Los Feliz & Larchmont Village

Begin with a sunrise hike through Griffith Park to the top of the Griffith Observatory, then breakfast at Little Doms (gotta try their ricotta blueberry pancakes!). Afterwards, we would explore the cute shops on Hillhurst Ave, lunch at Figaro Bistrot, and a tour of the famous Hollyhock House.  Then we would make our way to Larchmont Village for a massage at Larchmont Spa and spend the afternoon walking around the quaint street before having dinner at Louise’s Trattoria. We would walk off our pasta to Pour Vous for a cocktail and live music.

Hooked streaming now on Passionflix
Home office
Lions Among Men with Johanna Watts

Who else deserves some credit and recognition?
I am dedicating my Shoutout to director Matha Coolidge, a woman of great strength, passion, and vision for telling stories. The first woman to become the president of the Director’s Guild of America, Martha paved the way for other women, like myself, to achieve success in our careers through leading by example.

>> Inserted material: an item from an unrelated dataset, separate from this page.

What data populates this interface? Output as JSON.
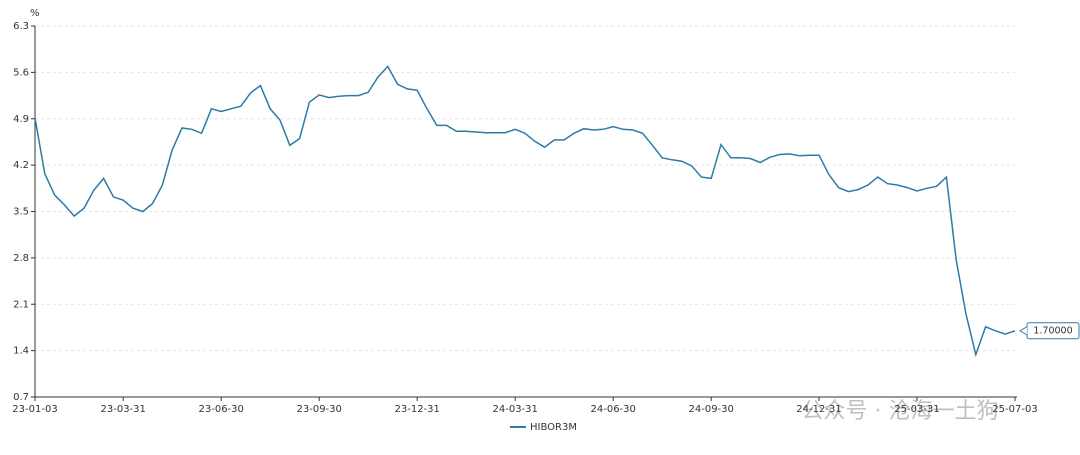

I met Martha over a weekly filmmaker-in-residence dinner while attending Chapman University’s film school. Through this, we developed a friendship. She voluntarily became my mentor, overseeing my senior thesis 1800s period-piece, Lions Among Men, which was nominated for a student DGA award.

A decade later, Martha continues to be a sounding board, offering advice about the most crucial decisions I’ve made in my career thus far. I greatly admire her persistence and dedication to her craft and how she stands up for her vision amidst many male counterparts in classrooms and on film sets. Her matter-of-fact way of thinking about the business has given me insight into navigating my own career effectively.

She taught me the importance of only saying yes to projects that spark my creativity and willingness to see it through to the end. “You will never stop having to prove yourself in this industry so be as prepared as possible – do the homework.” Martha’s passion and competitiveness bleed into every aspect of her life, including horse racing!